Getting Started with on-demand Kubernetes

This guide will help you get started with Safespring's on-demand Kubernetes service.

Overview

On-demand Kubernetes allows users to create, scale and use Kubernetes clusters. Such a functionality is made available through a portal and API, where users can manage the clusters.

It is built on top of the Safespring Compute service.

Cluster Management

Clusters can be created using the Safespring portal or API. Once created, clusters can be scaled up or down as needed.

We support using 3 or 5 control plane nodes. When Kubernetes API uptime is critical for your business operations, we recommend using 5 control plane nodes.

Worker nodes can be used with L2 or B2 flavors, see flavors for more details and trade-offs.
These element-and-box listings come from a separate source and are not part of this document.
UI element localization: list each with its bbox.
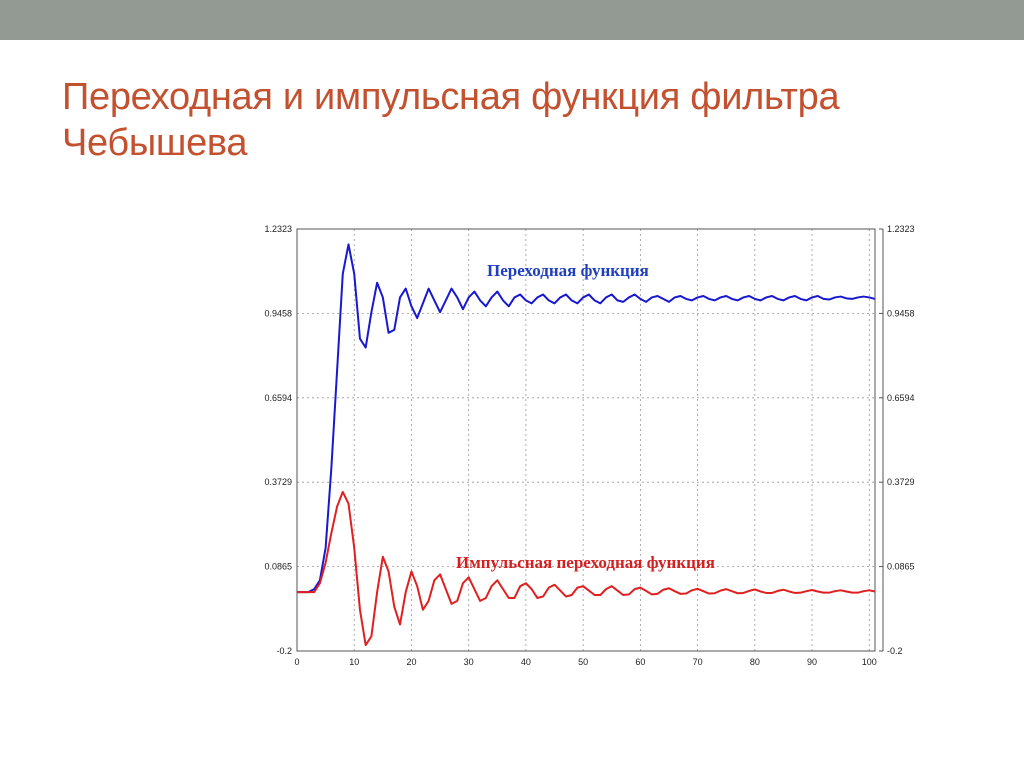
tick-labels: 0 10 20 30 40 50 60 70 80 90 100 1.2323 1.2323 0.9458… <box>264 224 914 667</box>
plot-frame <box>296 228 876 652</box>
x-tick-label: 50 <box>578 657 588 667</box>
annotation-impulse: Импульсная переходная функция <box>456 553 715 572</box>
y-tick-label-right: 0.6594 <box>887 393 915 403</box>
y-tick-label-right: -0.2 <box>887 646 903 656</box>
y-tick-label-left: 1.2323 <box>264 224 292 234</box>
x-tick-label: 20 <box>406 657 416 667</box>
x-tick-label: 10 <box>349 657 359 667</box>
top-bar <box>0 0 1024 40</box>
y-tick-label-left: 0.6594 <box>264 393 292 403</box>
y-tick-label-right: 0.3729 <box>887 477 915 487</box>
x-tick-label: 100 <box>862 657 877 667</box>
x-tick-label: 70 <box>693 657 703 667</box>
chart-svg: 0 10 20 30 40 50 60 70 80 90 100 1.2323 1.2323 0.9458… <box>264 224 914 667</box>
x-tick-label: 90 <box>807 657 817 667</box>
annotation-step: Переходная функция <box>487 261 649 280</box>
x-tick-label: 80 <box>750 657 760 667</box>
y-tick-label-left: 0.3729 <box>264 477 292 487</box>
x-tick-label: 40 <box>521 657 531 667</box>
series-lines <box>297 243 876 647</box>
y-tick-label-right: 0.0865 <box>887 562 915 572</box>
x-tick-label: 30 <box>464 657 474 667</box>
x-tick-label: 0 <box>294 657 299 667</box>
y-tick-label-right: 0.9458 <box>887 308 915 318</box>
x-tick-label: 60 <box>635 657 645 667</box>
slide-title: Переходная и импульсная функция фильтра … <box>62 76 840 164</box>
series-line-impulse <box>297 490 876 647</box>
series-line-step <box>297 243 876 594</box>
chart-figure: 0 10 20 30 40 50 60 70 80 90 100 1.2323 1.2323 0.9458… <box>240 220 920 670</box>
y-tick-label-right: 1.2323 <box>887 224 915 234</box>
y-tick-label-left: 0.9458 <box>264 308 292 318</box>
y-tick-label-left: -0.2 <box>276 646 292 656</box>
y-tick-label-left: 0.0865 <box>264 562 292 572</box>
Generally B2 provides better uptime and L2 with local disk provides better disk performance.

We make use of Talos Linux and follow its Support Matrix with the following currently supported versions:

Talos Version Supported Kubernetes Versions
1.10.7 1.33.5
1.11.2 1.34.1
1.11.5 1.34.1
1.12.1 (planned) 1.35.0 (planned)

Access and Authentication

Access to the clusters is handled through the accounts you've been provided with for onboarding in the self-service portal.

Clusters are integrated with the OIDC compatible identity provider that is integrated with the portal. Use the following instructions on how to authenticate to a Kubernetes cluster with your account.

Networking

Cilium is used as the default CNI (Container Network Interface). Cilium is configured with the following settings:

  • Gateway API enabled
  • host routing
  • kube-proxy replacement
  • vxlan encapsulation

Load balancing

Dedicated load balancers managed by Safespring are used to direct traffic to both the control plane API and worker nodes. The cluster is provisioned by default with a single dedicated IPv4 addresses address shared across control plane and worker traffic.
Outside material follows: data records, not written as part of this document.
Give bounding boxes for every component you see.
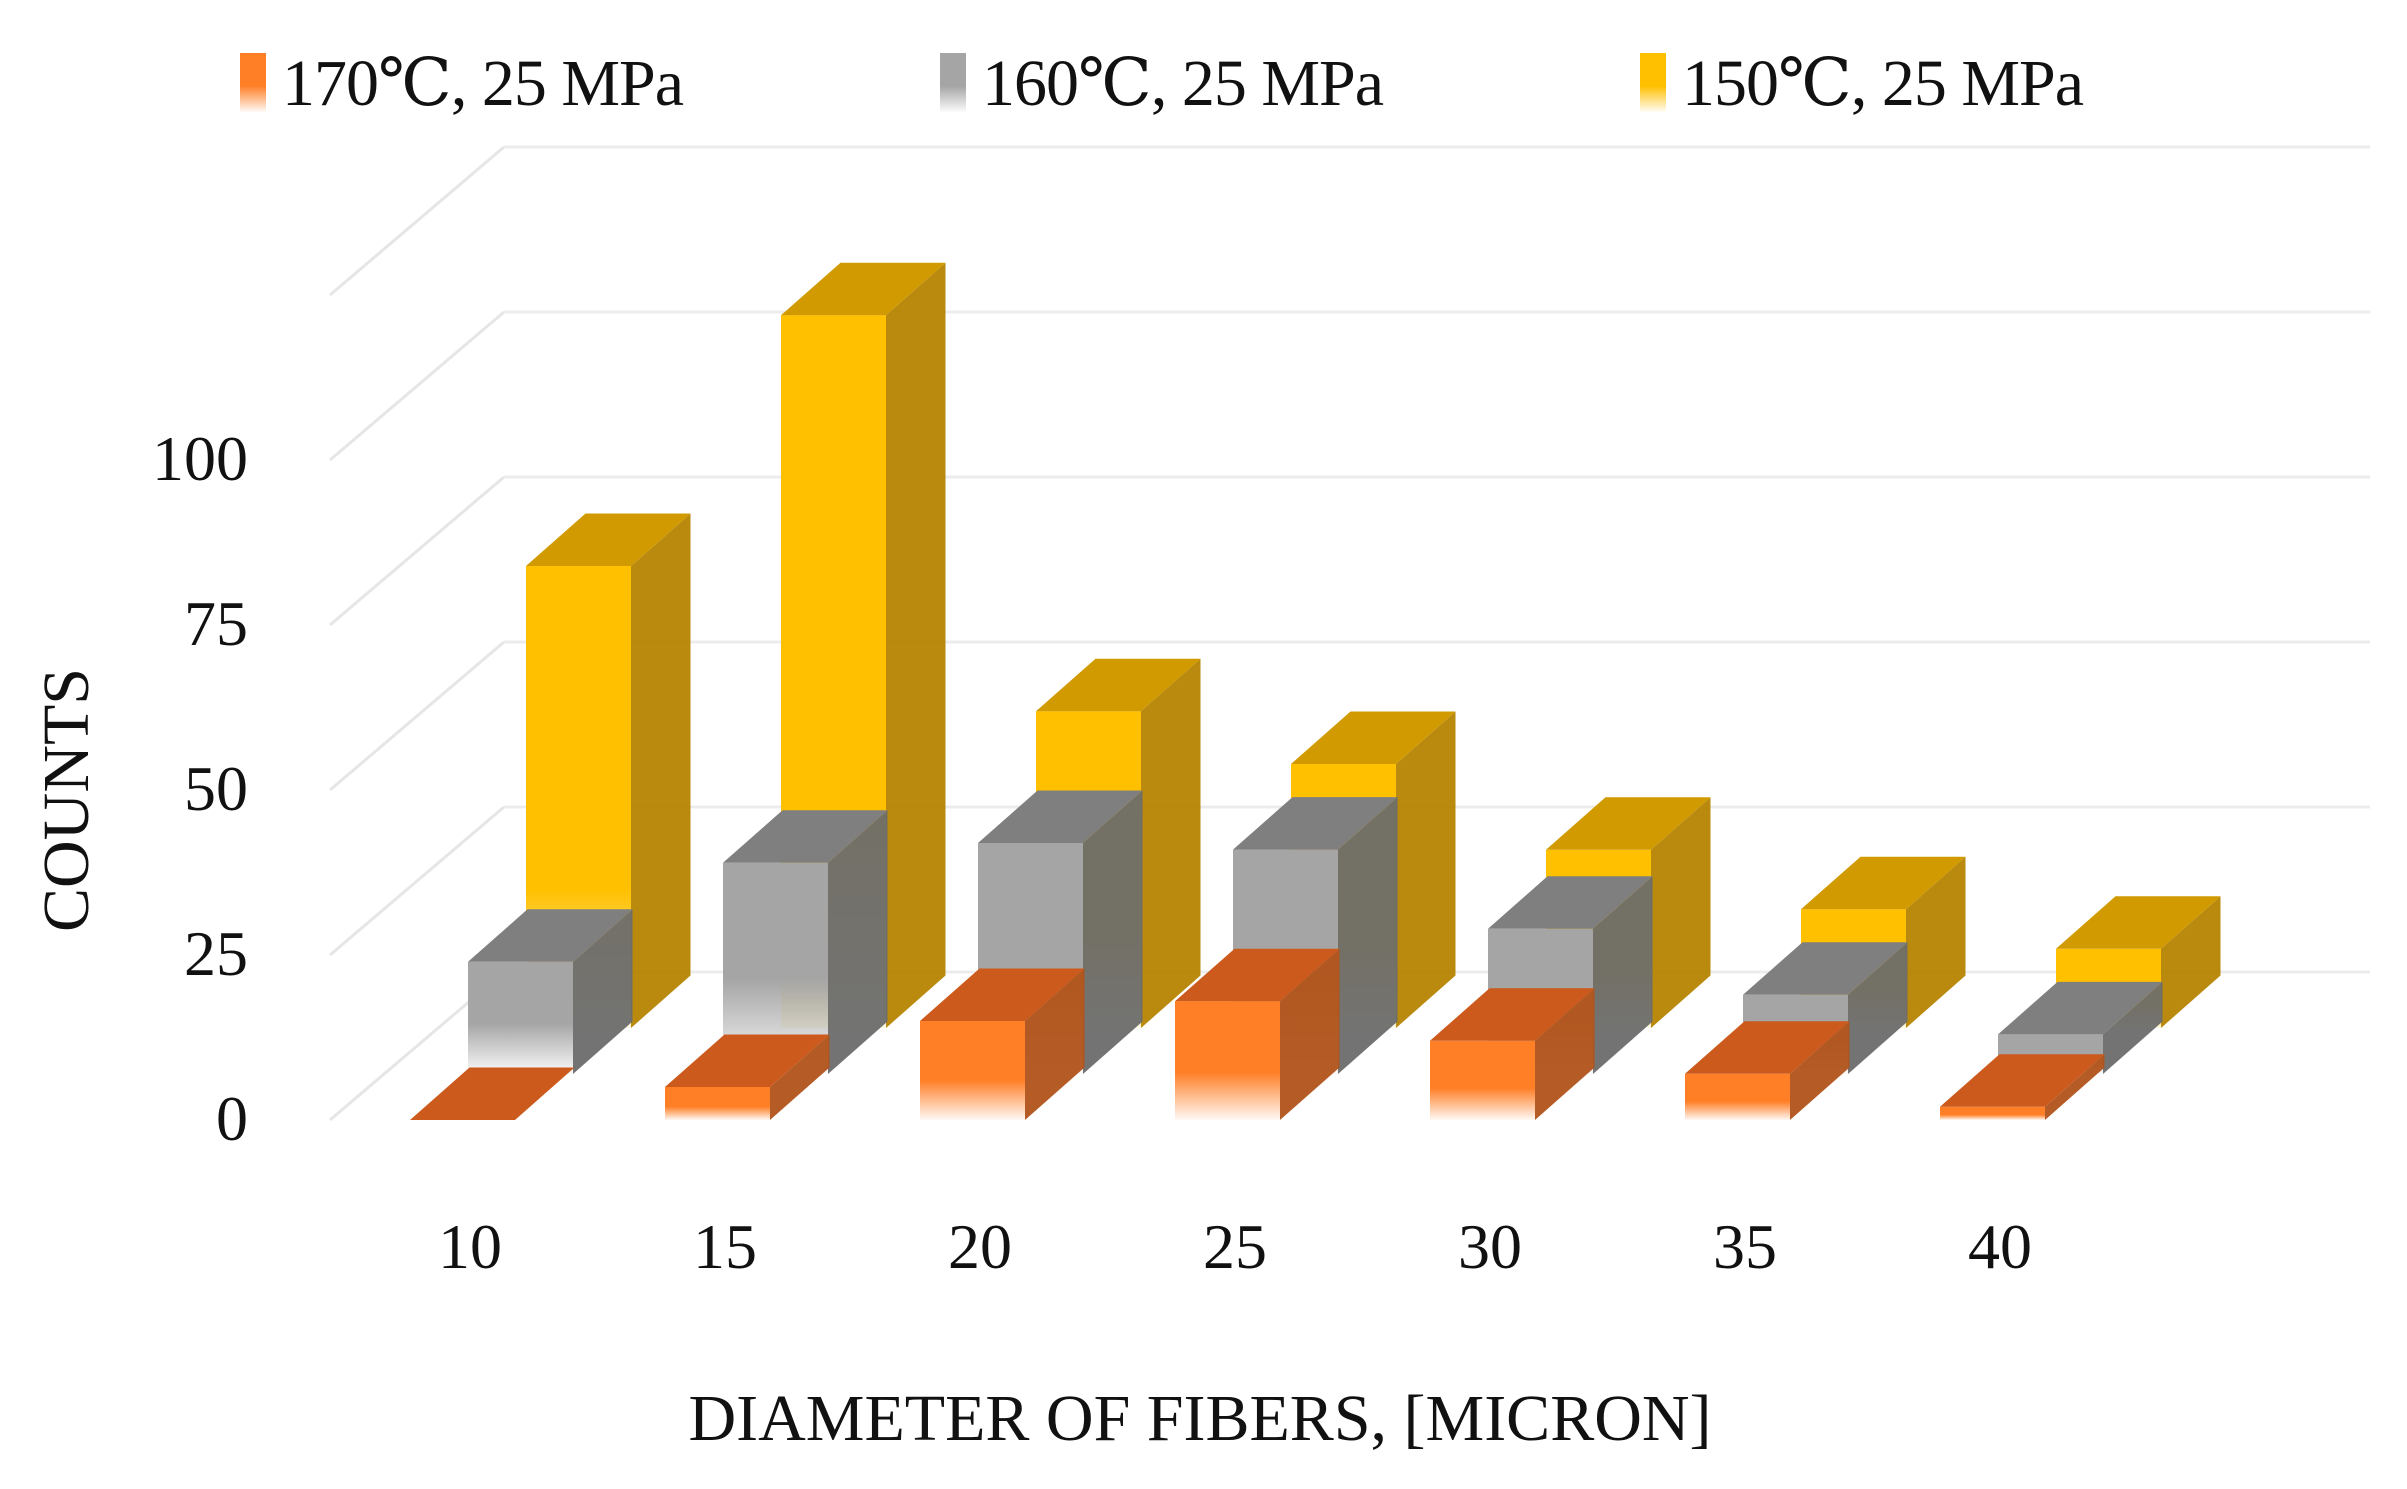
bar [723, 810, 888, 1074]
legend-swatch-160c [940, 53, 966, 113]
y-tick-label: 75 [184, 588, 248, 659]
bar [1685, 1021, 1850, 1120]
legend-item-160c: 160℃, 25 MPa [940, 38, 1384, 128]
y-tick-label: 0 [216, 1083, 248, 1154]
legend-label-170c: 170℃, 25 MPa [282, 47, 684, 120]
bar [920, 968, 1085, 1120]
chart-legend: 170℃, 25 MPa 160℃, 25 MPa 150℃, 25 MPa [0, 38, 2407, 128]
legend-swatch-150c [1640, 53, 1666, 113]
x-tick-label: 35 [1713, 1211, 1777, 1282]
y-tick-label: 25 [184, 918, 248, 989]
x-tick-label: 10 [438, 1211, 502, 1282]
x-axis-title: DIAMETER OF FIBERS, [MICRON] [688, 1382, 1711, 1455]
bar-series [410, 262, 2221, 1120]
x-tick-label: 30 [1458, 1211, 1522, 1282]
bar [1175, 948, 1340, 1120]
bar [1430, 988, 1595, 1120]
y-axis-title: COUNTS [30, 668, 103, 932]
legend-label-160c: 160℃, 25 MPa [982, 47, 1384, 120]
x-axis-ticks: 10 15 20 25 30 35 40 [438, 1211, 2032, 1282]
x-tick-label: 40 [1968, 1211, 2032, 1282]
y-tick-label: 50 [184, 753, 248, 824]
bar [665, 1034, 830, 1120]
bar [1940, 1054, 2105, 1120]
legend-swatch-170c [240, 53, 266, 113]
bar [468, 909, 633, 1074]
legend-item-170c: 170℃, 25 MPa [240, 38, 684, 128]
legend-item-150c: 150℃, 25 MPa [1640, 38, 2084, 128]
legend-label-150c: 150℃, 25 MPa [1682, 47, 2084, 120]
x-tick-label: 15 [693, 1211, 757, 1282]
y-tick-label: 100 [152, 423, 248, 494]
y-axis-ticks: 0 25 50 75 100 [152, 423, 248, 1154]
bar [410, 1067, 575, 1120]
x-tick-label: 20 [948, 1211, 1012, 1282]
x-tick-label: 25 [1203, 1211, 1267, 1282]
When nodes get added or removed from the cluster, the load balancers will automatically be updated.

Storage

Clusters are configured with Cinder CSI (Container Storage Interface) during creation. The following storage classes are available for Cinder CSI:

  • large - HDD based block storage
  • fast - NVMe based block storage

Currently all available storage classes are based on networked storage.

SLA and Availability

Safespring on-demand Kubernetes is a highly available, reliable Kubernetes service. The clusters provisioned have a managed control plane with a 99.5% uptime SLA measured against the kubernetes API availability.

The worker nodes that are part of the cluster are part of the default Compute service SLA and not included in the on-demand Kubernetes SLA.
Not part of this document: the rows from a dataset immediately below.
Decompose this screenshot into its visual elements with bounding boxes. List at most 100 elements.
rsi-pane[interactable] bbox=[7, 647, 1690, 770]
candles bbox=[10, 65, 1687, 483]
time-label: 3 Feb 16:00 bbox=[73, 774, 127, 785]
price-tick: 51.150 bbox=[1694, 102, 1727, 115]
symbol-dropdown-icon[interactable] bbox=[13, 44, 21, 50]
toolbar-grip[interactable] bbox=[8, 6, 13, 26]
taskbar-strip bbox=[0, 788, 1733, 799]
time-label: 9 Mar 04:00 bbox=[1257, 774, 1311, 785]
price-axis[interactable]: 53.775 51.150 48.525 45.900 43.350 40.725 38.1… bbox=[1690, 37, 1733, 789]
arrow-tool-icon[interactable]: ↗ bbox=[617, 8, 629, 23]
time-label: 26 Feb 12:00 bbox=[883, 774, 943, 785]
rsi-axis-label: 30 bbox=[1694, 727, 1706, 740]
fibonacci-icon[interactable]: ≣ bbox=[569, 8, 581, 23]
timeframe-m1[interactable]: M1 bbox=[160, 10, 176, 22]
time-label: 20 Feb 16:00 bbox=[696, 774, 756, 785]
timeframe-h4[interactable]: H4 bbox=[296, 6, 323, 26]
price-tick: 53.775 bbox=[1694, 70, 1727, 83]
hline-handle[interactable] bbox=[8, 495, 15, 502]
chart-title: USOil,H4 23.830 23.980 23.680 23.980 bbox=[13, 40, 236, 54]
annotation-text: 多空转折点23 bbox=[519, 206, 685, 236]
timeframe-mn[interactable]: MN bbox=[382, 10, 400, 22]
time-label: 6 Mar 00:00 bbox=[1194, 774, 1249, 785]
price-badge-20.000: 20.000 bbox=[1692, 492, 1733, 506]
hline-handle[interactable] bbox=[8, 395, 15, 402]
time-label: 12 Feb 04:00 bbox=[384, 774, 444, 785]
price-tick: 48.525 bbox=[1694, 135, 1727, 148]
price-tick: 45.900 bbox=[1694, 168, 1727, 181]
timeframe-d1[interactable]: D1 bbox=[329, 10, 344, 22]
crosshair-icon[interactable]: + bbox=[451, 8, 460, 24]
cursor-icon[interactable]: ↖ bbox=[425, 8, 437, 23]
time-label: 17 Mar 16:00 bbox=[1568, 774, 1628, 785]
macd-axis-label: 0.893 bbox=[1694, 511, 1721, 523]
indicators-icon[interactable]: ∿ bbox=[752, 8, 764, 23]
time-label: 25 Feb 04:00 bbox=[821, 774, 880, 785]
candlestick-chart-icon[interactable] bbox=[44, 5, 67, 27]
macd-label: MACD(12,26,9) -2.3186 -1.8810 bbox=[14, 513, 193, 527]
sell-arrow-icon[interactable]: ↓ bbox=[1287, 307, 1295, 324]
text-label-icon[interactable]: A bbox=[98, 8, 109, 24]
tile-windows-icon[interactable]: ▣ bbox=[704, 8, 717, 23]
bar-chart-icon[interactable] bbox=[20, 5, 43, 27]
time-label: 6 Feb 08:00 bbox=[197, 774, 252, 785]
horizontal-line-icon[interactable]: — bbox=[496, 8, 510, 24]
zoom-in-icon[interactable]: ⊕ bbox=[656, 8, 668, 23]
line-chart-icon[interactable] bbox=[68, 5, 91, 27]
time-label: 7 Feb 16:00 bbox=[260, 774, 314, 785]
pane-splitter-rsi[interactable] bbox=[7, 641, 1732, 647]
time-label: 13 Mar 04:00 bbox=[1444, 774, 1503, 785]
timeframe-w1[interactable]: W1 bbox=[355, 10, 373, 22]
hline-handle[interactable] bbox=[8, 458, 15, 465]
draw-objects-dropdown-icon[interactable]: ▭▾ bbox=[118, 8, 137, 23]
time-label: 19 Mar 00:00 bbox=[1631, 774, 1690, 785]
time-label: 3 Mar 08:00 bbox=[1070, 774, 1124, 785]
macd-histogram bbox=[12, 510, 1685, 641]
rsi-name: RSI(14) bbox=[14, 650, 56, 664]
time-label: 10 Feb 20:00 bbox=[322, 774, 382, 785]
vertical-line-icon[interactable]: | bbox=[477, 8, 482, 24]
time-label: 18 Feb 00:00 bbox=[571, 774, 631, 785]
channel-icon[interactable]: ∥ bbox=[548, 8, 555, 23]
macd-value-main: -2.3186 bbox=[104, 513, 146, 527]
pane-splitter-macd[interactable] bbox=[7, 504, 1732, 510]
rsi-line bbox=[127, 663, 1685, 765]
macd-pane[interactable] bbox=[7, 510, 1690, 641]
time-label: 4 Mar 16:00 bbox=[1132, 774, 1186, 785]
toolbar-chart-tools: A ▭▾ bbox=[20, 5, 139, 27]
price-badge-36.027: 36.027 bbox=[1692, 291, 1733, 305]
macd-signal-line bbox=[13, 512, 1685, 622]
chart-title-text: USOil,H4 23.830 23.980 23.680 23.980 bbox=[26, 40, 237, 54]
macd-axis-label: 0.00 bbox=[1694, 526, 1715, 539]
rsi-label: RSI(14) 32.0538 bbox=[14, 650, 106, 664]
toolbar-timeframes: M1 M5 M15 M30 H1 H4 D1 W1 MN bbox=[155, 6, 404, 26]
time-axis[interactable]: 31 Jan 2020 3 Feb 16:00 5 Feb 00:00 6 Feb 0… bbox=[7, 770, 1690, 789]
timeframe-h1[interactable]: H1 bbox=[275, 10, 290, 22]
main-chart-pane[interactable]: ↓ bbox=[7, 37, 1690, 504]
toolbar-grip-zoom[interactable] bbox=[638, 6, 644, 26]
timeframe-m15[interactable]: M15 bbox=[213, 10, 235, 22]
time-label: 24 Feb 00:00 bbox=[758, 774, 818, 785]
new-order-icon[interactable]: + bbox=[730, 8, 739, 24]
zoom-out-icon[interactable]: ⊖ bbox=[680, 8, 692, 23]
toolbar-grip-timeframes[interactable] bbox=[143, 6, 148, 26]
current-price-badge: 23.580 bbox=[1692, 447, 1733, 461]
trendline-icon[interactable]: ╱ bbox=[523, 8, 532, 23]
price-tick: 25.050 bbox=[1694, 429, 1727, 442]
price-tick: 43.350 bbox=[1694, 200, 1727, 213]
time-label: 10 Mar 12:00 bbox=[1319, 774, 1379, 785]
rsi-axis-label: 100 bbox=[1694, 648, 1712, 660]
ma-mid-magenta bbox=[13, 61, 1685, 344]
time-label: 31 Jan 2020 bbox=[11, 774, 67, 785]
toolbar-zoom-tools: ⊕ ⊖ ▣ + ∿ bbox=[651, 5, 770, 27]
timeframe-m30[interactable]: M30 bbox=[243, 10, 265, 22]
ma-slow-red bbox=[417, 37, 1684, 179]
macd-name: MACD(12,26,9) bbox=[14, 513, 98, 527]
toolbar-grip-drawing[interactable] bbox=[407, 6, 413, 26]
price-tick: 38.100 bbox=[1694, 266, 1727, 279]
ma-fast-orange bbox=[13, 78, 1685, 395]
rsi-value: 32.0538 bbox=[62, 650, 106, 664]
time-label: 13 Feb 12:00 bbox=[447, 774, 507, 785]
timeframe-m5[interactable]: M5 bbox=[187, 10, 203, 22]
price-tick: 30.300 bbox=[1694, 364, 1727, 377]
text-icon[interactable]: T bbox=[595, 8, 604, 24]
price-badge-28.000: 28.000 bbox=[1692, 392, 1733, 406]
For any questions regarding the SLA please reach out to support.

Cluster Components

Core Components in a Control Plane

We consider the following components

  1. API Server (kube-apiserver)
  2. etcd
  3. Controller Manager (kube-controller-manager)
  4. Scheduler (kube-scheduler)
  5. Cloud Controller Manager

Additionally we consider Cilium CNI as necessary for running the Kubernetes cluster, and we do not recommend replacing it.

Additional Components

Component Description
OpenStack Cloud Controller Manager Integrates with OpenStack to provide node metadata, load balancers, and storage support.
Cert Manager Automates the management and issuance of TLS certificates for Kubernetes workloads. For Gateway API a cluster issuer will need to be created.
Traffic Management Cilium API Gateway: eBPF-based ingress solution with advanced traffic management. We provide GatewayClass cilium.
Cinder CSI (optional) Container Storage Interface (CSI) driver for provisioning and managing OpenStack Cinder volumes. Making use of Cinder CSI for persistent volumes.
Cilium eBPF-based networking, security, and observability for Kubernetes clusters, providing advanced features like network policies and load balancing.
NVIDIA Device Plugin Enables Kubernetes workloads to request and use GPUs for machine learning, AI, and high-performance compute applications. Only available if worker nodes have GPU flavors, see how to run GPU workloads.